Recognizing the importance of data to this mission, Adam Mohr, software engineering manager in the analytics and enterprise information management team at Lockheed Martin, has been driving the rollout and adoption of the company’s data governance and catalog initiative.
Locking in on your target
Lockheed Martin had a simple set of goals for its digital transformation program. It wanted to drive speed, competitiveness, insight and agility across its operations. “Our job was to help by providing the means to meet those outcomes,” says Mohr.
The company had a wealth of data assets stored across a variety of functions, from engineering and quality assurance through to supply chain, finance and production operations. Maximizing the value of those assets has been Mohr’s mission.
He had spoken with many business analysts who were analyzing data using tools from a variety of vendors - including Tableau, Alteryx, Domino Data Lab and Mendix. Everyone had common questions about the data they were accessing: how clean was it, how current was it, which was the best instance to use?

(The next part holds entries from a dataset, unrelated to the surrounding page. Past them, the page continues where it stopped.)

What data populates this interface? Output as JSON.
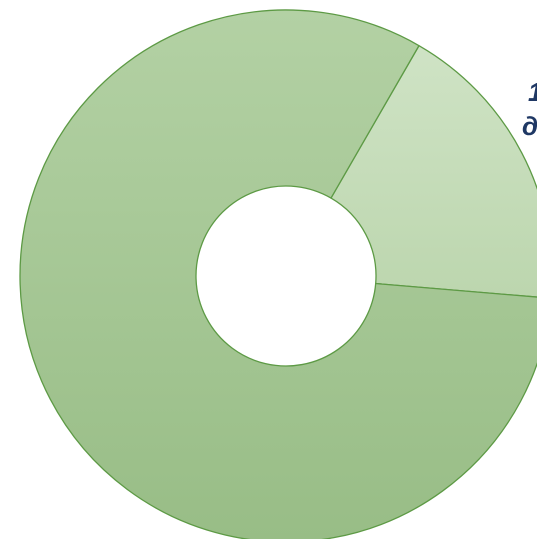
{
  "chart_data": {
    "type": "pie",
    "style": "donut",
    "values": [
      18,
      82
    ],
    "colors": [
      "#c5ddb9",
      "#a6c796"
    ],
    "stroke_color": "#5d9a45",
    "clipped_text_fragments": [
      "1",
      "д"
    ],
    "legend": "none",
    "grid": false
  }
}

These questions were being answered in a slow and time-consuming manner. Business analysts had to find the right subject matter expert to provide them with contextual information about the data. Mohr cites research from the Harvard Business Review that 80% of analysts’ time is spent discovering and preparing data for use, as opposed to analyzing it. To turn that statistic on its head, he knew he needed an automated solution.

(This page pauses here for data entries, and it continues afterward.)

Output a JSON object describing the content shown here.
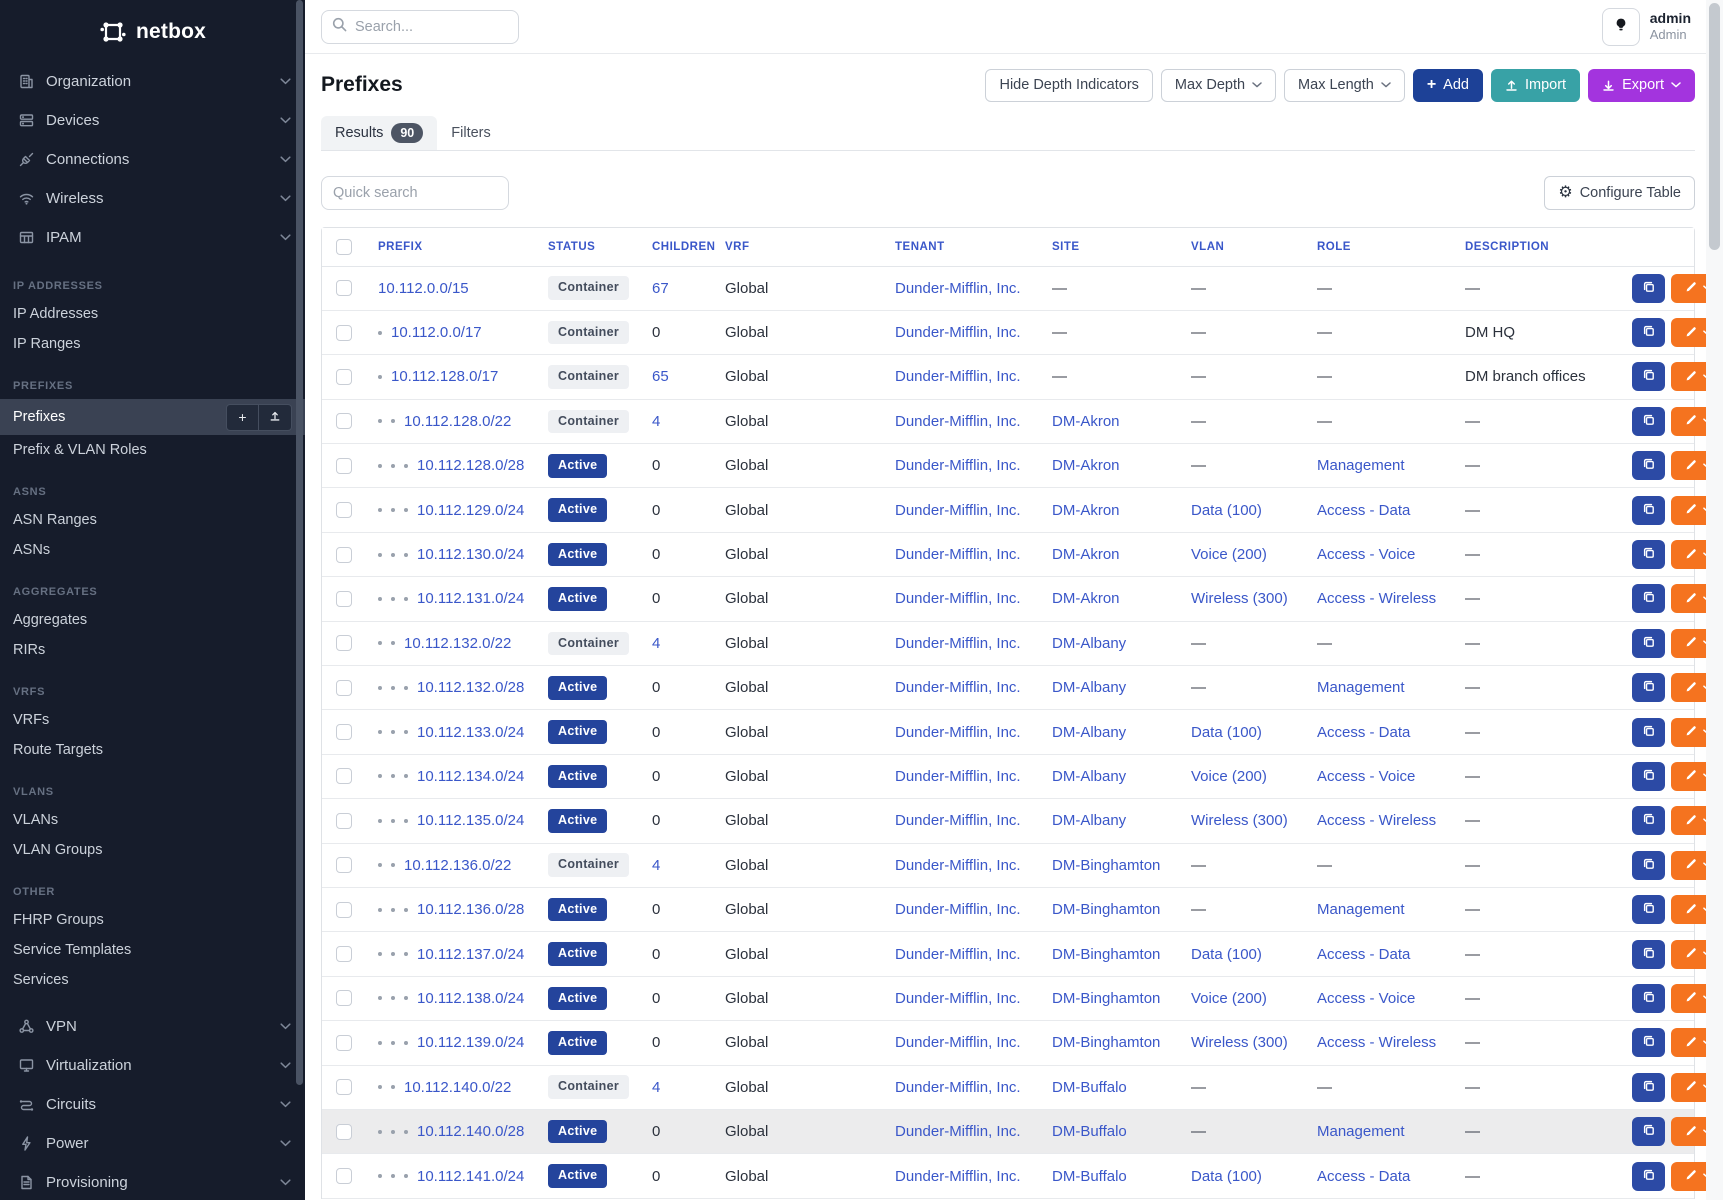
{
  "sidebar": {
    "logo_text": "netbox",
    "top_menus": [
      {
        "label": "Organization",
        "icon": "building-icon"
      },
      {
        "label": "Devices",
        "icon": "server-icon"
      },
      {
        "label": "Connections",
        "icon": "plug-icon"
      },
      {
        "label": "Wireless",
        "icon": "wifi-icon"
      },
      {
        "label": "IPAM",
        "icon": "ipam-grid-icon"
      }
    ],
    "sections": [
      {
        "title": "IP ADDRESSES",
        "items": [
          {
            "label": "IP Addresses"
          },
          {
            "label": "IP Ranges"
          }
        ]
      },
      {
        "title": "PREFIXES",
        "items": [
          {
            "label": "Prefixes",
            "active": true,
            "quick_actions": [
              "add",
              "import"
            ]
          },
          {
            "label": "Prefix & VLAN Roles"
          }
        ]
      },
      {
        "title": "ASNS",
        "items": [
          {
            "label": "ASN Ranges"
          },
          {
            "label": "ASNs"
          }
        ]
      },
      {
        "title": "AGGREGATES",
        "items": [
          {
            "label": "Aggregates"
          },
          {
            "label": "RIRs"
          }
        ]
      },
      {
        "title": "VRFS",
        "items": [
          {
            "label": "VRFs"
          },
          {
            "label": "Route Targets"
          }
        ]
      },
      {
        "title": "VLANS",
        "items": [
          {
            "label": "VLANs"
          },
          {
            "label": "VLAN Groups"
          }
        ]
      },
      {
        "title": "OTHER",
        "items": [
          {
            "label": "FHRP Groups"
          },
          {
            "label": "Service Templates"
          },
          {
            "label": "Services"
          }
        ]
      }
    ],
    "bottom_menus": [
      {
        "label": "VPN",
        "icon": "vpn-icon"
      },
      {
        "label": "Virtualization",
        "icon": "monitor-icon"
      },
      {
        "label": "Circuits",
        "icon": "circuits-icon"
      },
      {
        "label": "Power",
        "icon": "power-icon"
      },
      {
        "label": "Provisioning",
        "icon": "document-icon"
      }
    ]
  },
  "topbar": {
    "search_placeholder": "Search...",
    "user": {
      "username": "admin",
      "role": "Admin"
    }
  },
  "header": {
    "title": "Prefixes",
    "hide_depth_label": "Hide Depth Indicators",
    "max_depth_label": "Max Depth",
    "max_length_label": "Max Length",
    "add_label": "Add",
    "import_label": "Import",
    "export_label": "Export"
  },
  "tabs": {
    "results_label": "Results",
    "results_count": "90",
    "filters_label": "Filters"
  },
  "toolbar": {
    "quick_search_placeholder": "Quick search",
    "configure_table_label": "Configure Table"
  },
  "table": {
    "columns": [
      "Prefix",
      "Status",
      "Children",
      "VRF",
      "Tenant",
      "Site",
      "VLAN",
      "Role",
      "Description"
    ],
    "rows": [
      {
        "depth": 0,
        "prefix": "10.112.0.0/15",
        "status": "Container",
        "children": "67",
        "vrf": "Global",
        "tenant": "Dunder-Mifflin, Inc.",
        "site": "—",
        "vlan": "—",
        "role": "—",
        "description": "—"
      },
      {
        "depth": 1,
        "prefix": "10.112.0.0/17",
        "status": "Container",
        "children": "0",
        "vrf": "Global",
        "tenant": "Dunder-Mifflin, Inc.",
        "site": "—",
        "vlan": "—",
        "role": "—",
        "description": "DM HQ"
      },
      {
        "depth": 1,
        "prefix": "10.112.128.0/17",
        "status": "Container",
        "children": "65",
        "vrf": "Global",
        "tenant": "Dunder-Mifflin, Inc.",
        "site": "—",
        "vlan": "—",
        "role": "—",
        "description": "DM branch offices"
      },
      {
        "depth": 2,
        "prefix": "10.112.128.0/22",
        "status": "Container",
        "children": "4",
        "vrf": "Global",
        "tenant": "Dunder-Mifflin, Inc.",
        "site": "DM-Akron",
        "vlan": "—",
        "role": "—",
        "description": "—"
      },
      {
        "depth": 3,
        "prefix": "10.112.128.0/28",
        "status": "Active",
        "children": "0",
        "vrf": "Global",
        "tenant": "Dunder-Mifflin, Inc.",
        "site": "DM-Akron",
        "vlan": "—",
        "role": "Management",
        "description": "—"
      },
      {
        "depth": 3,
        "prefix": "10.112.129.0/24",
        "status": "Active",
        "children": "0",
        "vrf": "Global",
        "tenant": "Dunder-Mifflin, Inc.",
        "site": "DM-Akron",
        "vlan": "Data (100)",
        "role": "Access - Data",
        "description": "—"
      },
      {
        "depth": 3,
        "prefix": "10.112.130.0/24",
        "status": "Active",
        "children": "0",
        "vrf": "Global",
        "tenant": "Dunder-Mifflin, Inc.",
        "site": "DM-Akron",
        "vlan": "Voice (200)",
        "role": "Access - Voice",
        "description": "—"
      },
      {
        "depth": 3,
        "prefix": "10.112.131.0/24",
        "status": "Active",
        "children": "0",
        "vrf": "Global",
        "tenant": "Dunder-Mifflin, Inc.",
        "site": "DM-Akron",
        "vlan": "Wireless (300)",
        "role": "Access - Wireless",
        "description": "—"
      },
      {
        "depth": 2,
        "prefix": "10.112.132.0/22",
        "status": "Container",
        "children": "4",
        "vrf": "Global",
        "tenant": "Dunder-Mifflin, Inc.",
        "site": "DM-Albany",
        "vlan": "—",
        "role": "—",
        "description": "—"
      },
      {
        "depth": 3,
        "prefix": "10.112.132.0/28",
        "status": "Active",
        "children": "0",
        "vrf": "Global",
        "tenant": "Dunder-Mifflin, Inc.",
        "site": "DM-Albany",
        "vlan": "—",
        "role": "Management",
        "description": "—"
      },
      {
        "depth": 3,
        "prefix": "10.112.133.0/24",
        "status": "Active",
        "children": "0",
        "vrf": "Global",
        "tenant": "Dunder-Mifflin, Inc.",
        "site": "DM-Albany",
        "vlan": "Data (100)",
        "role": "Access - Data",
        "description": "—"
      },
      {
        "depth": 3,
        "prefix": "10.112.134.0/24",
        "status": "Active",
        "children": "0",
        "vrf": "Global",
        "tenant": "Dunder-Mifflin, Inc.",
        "site": "DM-Albany",
        "vlan": "Voice (200)",
        "role": "Access - Voice",
        "description": "—"
      },
      {
        "depth": 3,
        "prefix": "10.112.135.0/24",
        "status": "Active",
        "children": "0",
        "vrf": "Global",
        "tenant": "Dunder-Mifflin, Inc.",
        "site": "DM-Albany",
        "vlan": "Wireless (300)",
        "role": "Access - Wireless",
        "description": "—"
      },
      {
        "depth": 2,
        "prefix": "10.112.136.0/22",
        "status": "Container",
        "children": "4",
        "vrf": "Global",
        "tenant": "Dunder-Mifflin, Inc.",
        "site": "DM-Binghamton",
        "vlan": "—",
        "role": "—",
        "description": "—"
      },
      {
        "depth": 3,
        "prefix": "10.112.136.0/28",
        "status": "Active",
        "children": "0",
        "vrf": "Global",
        "tenant": "Dunder-Mifflin, Inc.",
        "site": "DM-Binghamton",
        "vlan": "—",
        "role": "Management",
        "description": "—"
      },
      {
        "depth": 3,
        "prefix": "10.112.137.0/24",
        "status": "Active",
        "children": "0",
        "vrf": "Global",
        "tenant": "Dunder-Mifflin, Inc.",
        "site": "DM-Binghamton",
        "vlan": "Data (100)",
        "role": "Access - Data",
        "description": "—"
      },
      {
        "depth": 3,
        "prefix": "10.112.138.0/24",
        "status": "Active",
        "children": "0",
        "vrf": "Global",
        "tenant": "Dunder-Mifflin, Inc.",
        "site": "DM-Binghamton",
        "vlan": "Voice (200)",
        "role": "Access - Voice",
        "description": "—"
      },
      {
        "depth": 3,
        "prefix": "10.112.139.0/24",
        "status": "Active",
        "children": "0",
        "vrf": "Global",
        "tenant": "Dunder-Mifflin, Inc.",
        "site": "DM-Binghamton",
        "vlan": "Wireless (300)",
        "role": "Access - Wireless",
        "description": "—"
      },
      {
        "depth": 2,
        "prefix": "10.112.140.0/22",
        "status": "Container",
        "children": "4",
        "vrf": "Global",
        "tenant": "Dunder-Mifflin, Inc.",
        "site": "DM-Buffalo",
        "vlan": "—",
        "role": "—",
        "description": "—"
      },
      {
        "depth": 3,
        "prefix": "10.112.140.0/28",
        "status": "Active",
        "children": "0",
        "vrf": "Global",
        "tenant": "Dunder-Mifflin, Inc.",
        "site": "DM-Buffalo",
        "vlan": "—",
        "role": "Management",
        "description": "—",
        "highlighted": true
      },
      {
        "depth": 3,
        "prefix": "10.112.141.0/24",
        "status": "Active",
        "children": "0",
        "vrf": "Global",
        "tenant": "Dunder-Mifflin, Inc.",
        "site": "DM-Buffalo",
        "vlan": "Data (100)",
        "role": "Access - Data",
        "description": "—"
      }
    ]
  },
  "colors": {
    "sidebar_bg": "#161c2b",
    "link": "#3a57c9",
    "active_badge": "#24449c",
    "container_badge_bg": "#eef0f3",
    "add_button": "#1d4197",
    "import_button": "#38a2a6",
    "export_button": "#a334de",
    "edit_button": "#f5731f",
    "copy_button": "#2c4aa5"
  }
}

Building an information marketplace
Mohr and his team partnered with Collibra to build out an internal marketplace and make its information assets more accessible. The goal was to quickly populate the marketplace with as much data as possible, so business analysts could immediately derive value from it. In the first instance, the team on-boarded all of the content from its SAP Hana architecture as well as its TIBCO Logical Data Warehouse. “We found that immediately gave us about 75-80% coverage of data in our analytic architecture, which was a great place to start,” says Mohr.
Building a critical mass of data meant that analysts and data scientists were drawn to the marketplace for their data. The next step was to onboard Tableau reports so users could share their insights. “Tableau’s availability within Collibra has been key to engaging with business users. They can immediately share their reports and show where the data in those reports has come from, even down to specific calculations,” says Mohr.
Building trust in data
In tandem with onboarding data and reports into its marketplace, Lockheed Martin has been executing on its data governance strategy to build trust in its information assets. This leg of the journey has elicited engagement from across the organization.
Ensuring data subject matter experts play a key role in the certification process has been a crucial factor in the governance program. “By having experts take the time to put their knowledge into the system, we are getting away from potential bottlenecks. We also enable those data subject matter experts to focus on their core responsibilities instead of answering ad hoc requests,” says Mohr.
The next leg of the journey
With the company’s journey towards data intelligence well underway, the next leg will involve bringing in information assets from other parts of the business and onboarding more systems, including the company’s AWS and Hadoop architectures.
Its initial implementation has focused on Lockheed Martin’s largest business unit – Aeronautics – but the company has three other such units that stand to benefit from this initial groundwork. Mohr notes that the Aeronautics division’s information marketplace has already helped consolidate operational silos, promote better governance, reduce duplication of efforts and eliminate manual dependencies. Bringing other business units on board can enable those benefits to be realized across the enterprise.